See instructions in tools/BUILDING.
Add the project directory to your PYTHONPATH so that everyone knows which common.py to import. If you are using bash, do this
export PYTHONPATH=$PROJ_PATH:$PYTHONPATH
- Assuming $ORIG is the original csv data, run this to get clean splitted data:
sh clean.sh $ORIG split
- Now you should have a `split’ directory where there are a couple of number-named files. Run this to get randomly merged training/dev/test data:
preprocess/tr_de_te.py 3 1 1 . split/*
Use scripts under `feateng’ to generate features.
See `baseline/crfsuite/run_crfsuite.sh’, `baseline/crfsuite-L1/run_crfsuite-L1.sh’ and `baseline/megam/run_megam.sh’ for examples.
- common.py : common utilities (possibly) useful to everyone
- feateng/ : feature engineering stuff
- preprocess/ : preprocessing stuff (cleaning the data; POS tagging; etc.)
- tools/ : source code and executables of off-shelf tools
- NEVER add any data into the repository (not even to your private branch since you might mistakenly merge them back to master).
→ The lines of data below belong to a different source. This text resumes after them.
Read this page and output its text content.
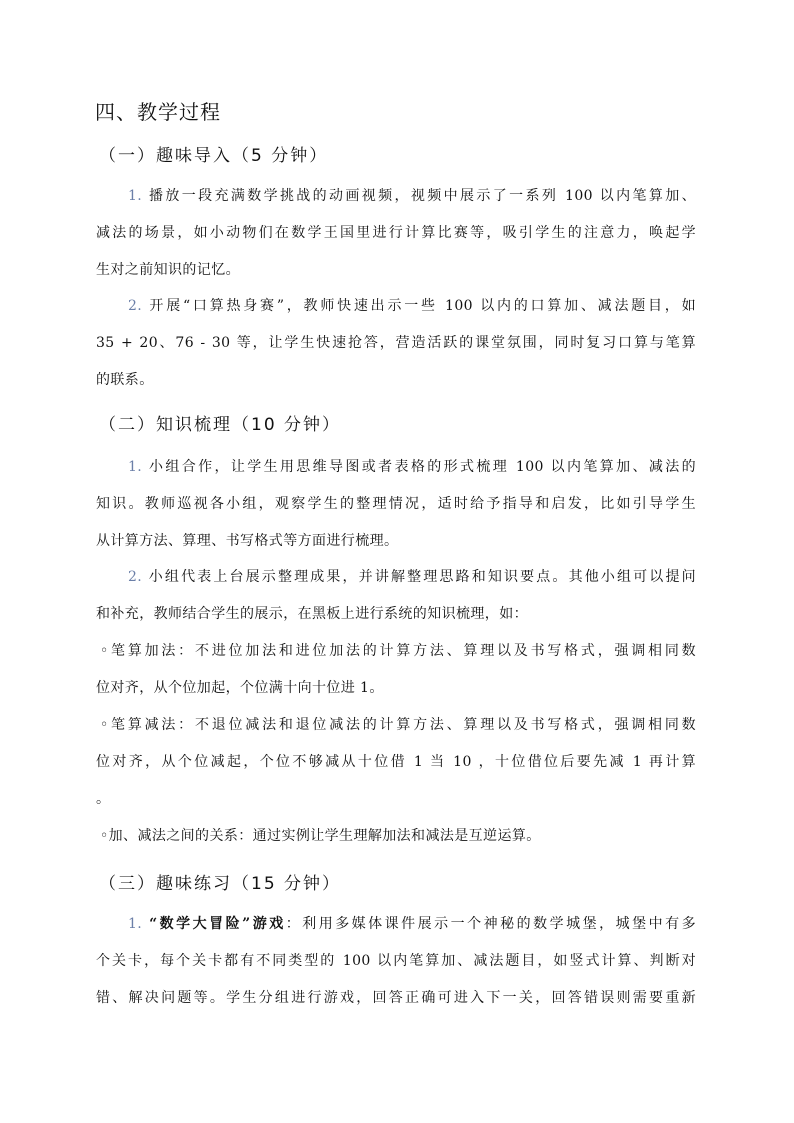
四、教学过程
（一）趣味导入（5 分钟）
1. 播放一段充满数学挑战的动画视频，视频中展示了一系列 100 以内笔算加、
减法的场景，如小动物们在数学王国里进行计算比赛等，吸引学生的注意力，唤起学
生对之前知识的记忆。
2. 开展“口算热身赛”，教师快速出示一些 100 以内的口算加、减法题目，如
35 + 20、76 - 30 等，让学生快速抢答，营造活跃的课堂氛围，同时复习口算与笔算
的联系。
（二）知识梳理（10 分钟）
1. 小组合作，让学生用思维导图或者表格的形式梳理 100 以内笔算加、减法的
知识。教师巡视各小组，观察学生的整理情况，适时给予指导和启发，比如引导学生
从计算方法、算理、书写格式等方面进行梳理。
2. 小组代表上台展示整理成果，并讲解整理思路和知识要点。其他小组可以提问
和补充，教师结合学生的展示，在黑板上进行系统的知识梳理，如：
◦笔算加法：不进位加法和进位加法的计算方法、算理以及书写格式，强调相同数
位对齐，从个位加起，个位满十向十位进 1。
◦笔算减法：不退位减法和退位减法的计算方法、算理以及书写格式，强调相同数
位对齐，从个位减起，个位不够减从十位借 1 当 10 ，十位借位后要先减 1 再计算
。
◦加、减法之间的关系：通过实例让学生理解加法和减法是互逆运算。
（三）趣味练习（15 分钟）
1. “数学大冒险”游戏：利用多媒体课件展示一个神秘的数学城堡，城堡中有多
个关卡，每个关卡都有不同类型的 100 以内笔算加、减法题目，如竖式计算、判断对
错、解决问题等。学生分组进行游戏，回答正确可进入下一关，回答错误则需要重新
- The top-level .gitignore file tells git to ignore `data’ and `split’ directory and any file with prefix `train|test|dev’; so if you put data in `data’ or call them `train[SOMETHING]’, git will help you to prevent adding data into the repository.
- Also, you should create a .gitignore file for directory that stores testing results (models, logs, etc.). Take a look at baseline/.gitignore for example.
- Be really careful! run `git ls-files’ to see what are in your repository before pushing it to github.